Whiteman began publishing picture postcards very soon after the start of the Edwardian era. Amongst his earliest creations are some divided-back cards of the Coronation festivities at Rye in 1902, including an ambitious multi-view. An undated card, entitled "Battle of Flowers", records a summertime festival and treat for the children of Rye arranged by Henry Gasson, the 1903 and 1904 town Mayor. Whiteman also published a card of a "Ceramic Store" at Rye that was gutted by fire on 12 November 1904. In March 1905 he issued a series of cards of a spectacular car crash on Rye Hill and also the well attended funeral of the victim, a nineteen-year-old errand boy called William Oak. Postmarks reveal that Whiteman began publishing cards of the keddle net fishermen at Camber by 1905. In December 1906 he produced a Christmas card for sale showing Rye town at night blanketed in snow.

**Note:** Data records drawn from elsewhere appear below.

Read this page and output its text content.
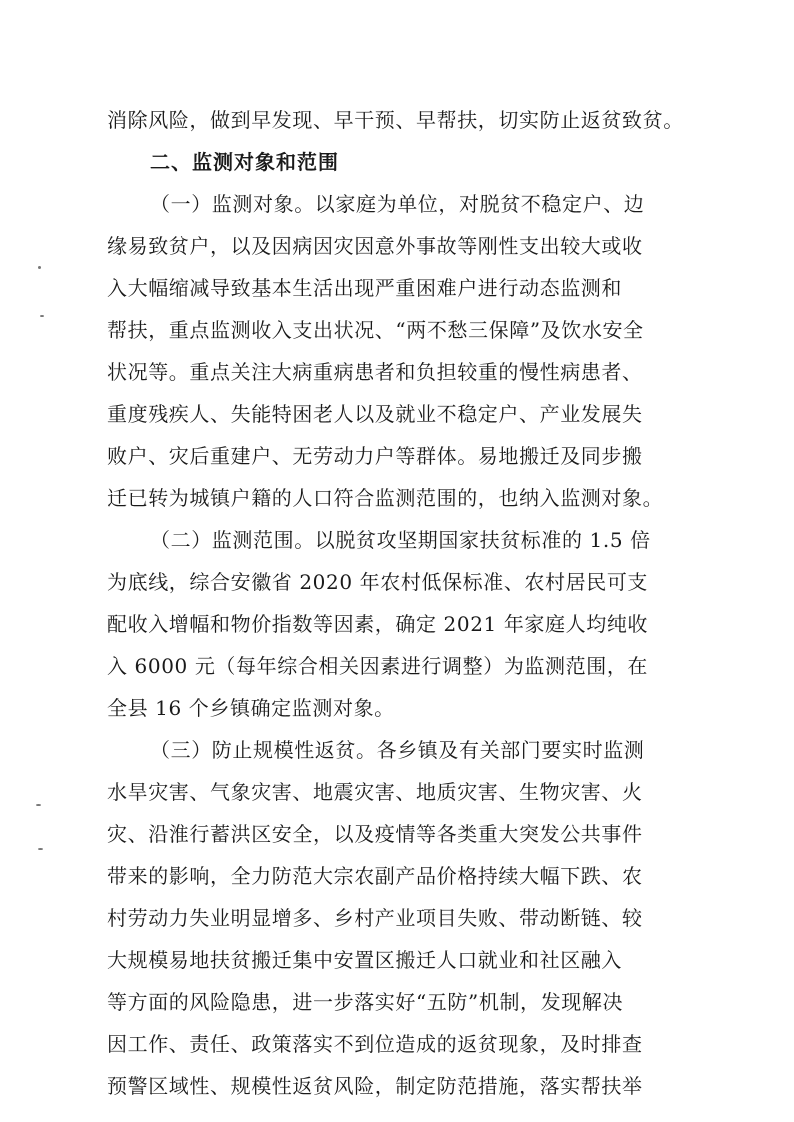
消除风险，做到早发现、早干预、早帮扶，切实防止返贫致贫。
二、监测对象和范围
（一）监测对象。以家庭为单位，对脱贫不稳定户、边
缘易致贫户，以及因病因灾因意外事故等刚性支出较大或收
入大幅缩减导致基本生活出现严重困难户进行动态监测和
帮扶，重点监测收入支出状况、“两不愁三保障”及饮水安全
状况等。重点关注大病重病患者和负担较重的慢性病患者、
重度残疾人、失能特困老人以及就业不稳定户、产业发展失
败户、灾后重建户、无劳动力户等群体。易地搬迁及同步搬
迁已转为城镇户籍的人口符合监测范围的，也纳入监测对象。
（二）监测范围。以脱贫攻坚期国家扶贫标准的 1.5 倍
为底线，综合安徽省 2020 年农村低保标准、农村居民可支
配收入增幅和物价指数等因素，确定 2021 年家庭人均纯收
入 6000 元（每年综合相关因素进行调整）为监测范围，在
全县 16 个乡镇确定监测对象。
（三）防止规模性返贫。各乡镇及有关部门要实时监测
水旱灾害、气象灾害、地震灾害、地质灾害、生物灾害、火
灾、沿淮行蓄洪区安全，以及疫情等各类重大突发公共事件
带来的影响，全力防范大宗农副产品价格持续大幅下跌、农
村劳动力失业明显增多、乡村产业项目失败、带动断链、较
大规模易地扶贫搬迁集中安置区搬迁人口就业和社区融入
等方面的风险隐患，进一步落实好“五防”机制，发现解决
因工作、责任、政策落实不到位造成的返贫现象，及时排查
预警区域性、规模性返贫风险，制定防范措施，落实帮扶举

That Whiteman was not averse to re-using archival photographs is demonstrated by a card that he published showing the sorry remains of a car lying submerged in the Rother (or a side-branch of the river) on August 24, 1896. As the card has a divided back it must have been issued at least five and a half years after the photograph was taken.

The photographs on Whiteman's real photographic cards are mostly black and white, sometimes with a touch of sepia. Many have white borders, but some are borderless. The cards are usually impressed (blind stamped) "E. Whiteman Rye" and "copyright" in their bottom right or left corners, but a few are anonymous. The captions on many cards are written in lively, sometimes awkwardly spiky, capitals; on other cards they are small and neat (perhaps the work of his wife or one of his children) or entirely absent.

Whiteman was a talented and innovative photographer, and his high quality cards are keenly collected today. He was undoubtedly in the top rank of Sussex postcard publishers, and some would argue that he was the leading light. Like Douglas Miller and Fred Judge, he had a keen eye for artistic and atmospheric compositions. His work included dramatic snow scenes (most, if not all, recording the heavy snowfall of the winter of 1906-7), as well as sunsets and landscapes with fine cloud effects. How he achieved his sometimes Turnerian skies is an open question. Most photographers of the period could not expose for both sky and land using the same glass plate negative. Correct exposure for land resulted in uniformly washed out chalky skies as the negatives of the time were relatively insensitive to blue. Perhaps Whiteman took separate photos of land and sky, possibly at different times and even different locations, and then cleverly merged them.

Whiteman continued to live in Cinque Ports Street until about 1915 when he moved to Winchelsea Road, Rye, where he died of cirrhosis of the liver on February 6, 1917, aged only 59. It was a sadly premature end to a distinguished career. His reputation as a photographer has grown steadily over the years, and his postcards are now keenly collected by a growing band of enthusiasts. It is very much to be hoped that someone will make a start with cataloguing all his different cards of Rye and neighbourhood, which are estimated to number at least 300, possibly as many as 500 in total.